Conclusion and Future Perspectives
HDACi are pleiotypic agents that, based on preclinical and clinical evidence, show an expanding number of therapeutic indications, among which inflammatory and neurodegenerative disorders are well represented. It is not unexpected, therefore, that MS also is included in the list of disorders whose therapy can benefit from HDACi (24). Yet, preclinical studies carefully focusing on the therapeutic effects of HDACi in various MS models and animals species are limited. This is at odds with worldwide prevalence of MS as well as its morbidity and mortality. Hopefully, additional studies corroborating the therapeutic potential of HDACi in MS are forthcoming. Then, in light of the advanced clinical development of HDACi, clinical trials aimed at understanding the effects of these drugs in MS patients are expected.
Finally, it is worth noting that the various HDACi used in preclinical studies so far are pan HDAC inhibitors having offtarget effects (21, 22, 23). On the other hand, single HDACs might have specific roles in the immune response as well as in neuronal death. For instance, HDAC9 suppresses Treg expansion (41), whereas HDAC4 and -6 impair neuronal survival (60) and neurite outgrowth (55). It is hoped, therefore, that isoform-selective HDACi will be available shortly.
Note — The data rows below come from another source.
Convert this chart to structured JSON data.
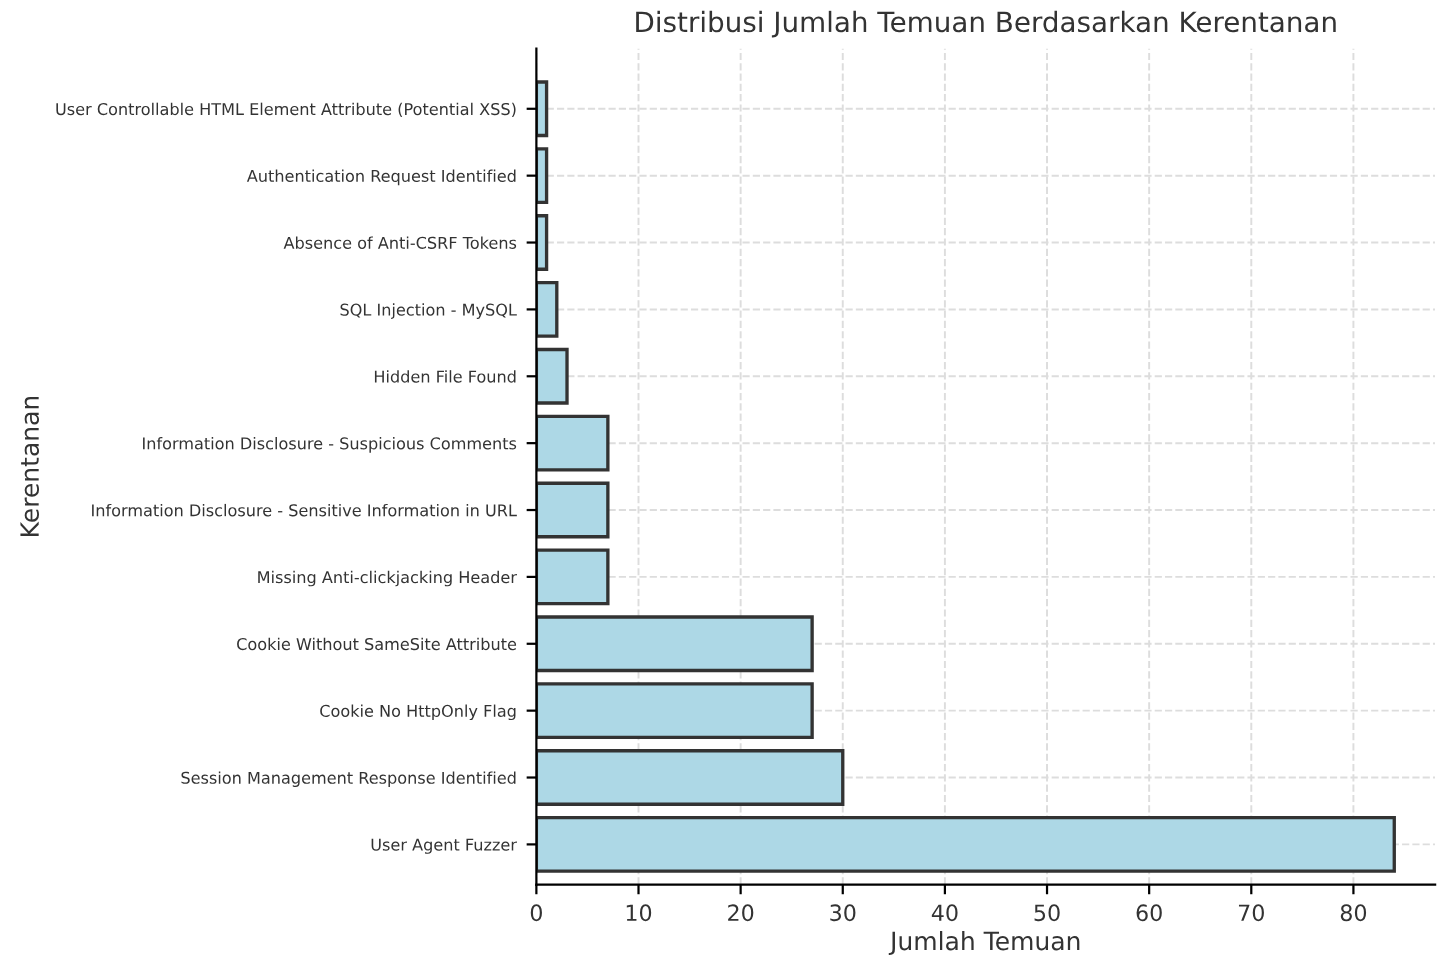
{
  "chart_data": {
    "type": "bar",
    "orientation": "horizontal",
    "title": "Distribusi Jumlah Temuan Berdasarkan Kerentanan",
    "xlabel": "Jumlah Temuan",
    "ylabel": "Kerentanan",
    "categories": [
      "User Controllable HTML Element Attribute (Potential XSS)",
      "Authentication Request Identified",
      "Absence of Anti-CSRF Tokens",
      "SQL Injection - MySQL",
      "Hidden File Found",
      "Information Disclosure - Suspicious Comments",
      "Information Disclosure - Sensitive Information in URL",
      "Missing Anti-clickjacking Header",
      "Cookie Without SameSite Attribute",
      "Cookie No HttpOnly Flag",
      "Session Management Response Identified",
      "User Agent Fuzzer"
    ],
    "values": [
      1,
      1,
      1,
      2,
      3,
      7,
      7,
      7,
      27,
      27,
      30,
      84
    ],
    "color": "#add8e6",
    "xlim": [
      0,
      88
    ],
    "xticks": [
      0,
      10,
      20,
      30,
      40,
      50,
      60,
      70,
      80
    ],
    "grid": true
  }
}
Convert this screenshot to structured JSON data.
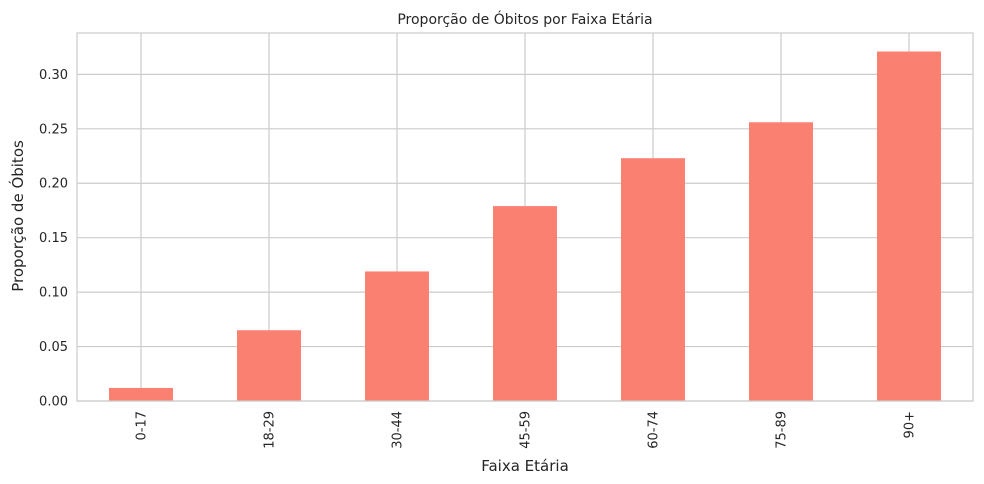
{
  "chart_data": {
    "type": "bar",
    "title": "Proporção de Óbitos por Faixa Etária",
    "xlabel": "Faixa Etária",
    "ylabel": "Proporção de Óbitos",
    "categories": [
      "0-17",
      "18-29",
      "30-44",
      "45-59",
      "60-74",
      "75-89",
      "90+"
    ],
    "values": [
      0.012,
      0.065,
      0.119,
      0.179,
      0.223,
      0.256,
      0.321
    ],
    "ylim": [
      0,
      0.338
    ],
    "yticks": [
      0.0,
      0.05,
      0.1,
      0.15,
      0.2,
      0.25,
      0.3
    ],
    "ytick_labels": [
      "0.00",
      "0.05",
      "0.10",
      "0.15",
      "0.20",
      "0.25",
      "0.30"
    ],
    "bar_color": "#fa8072",
    "grid": true,
    "grid_color": "#cccccc",
    "frame_color": "#cccccc"
  }
}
These compounds could further our understanding of MS pathogenesis and also be of therapeutic relevance to CNS autoimmune disorders.
The authors declare that they have no competing interests as defined by Molecular Medicine, or other interests that might be perceived to influence the results and discussion reported in this paper.
This work was supported by funds from Fondazione Italiana Sclerosi Multipla.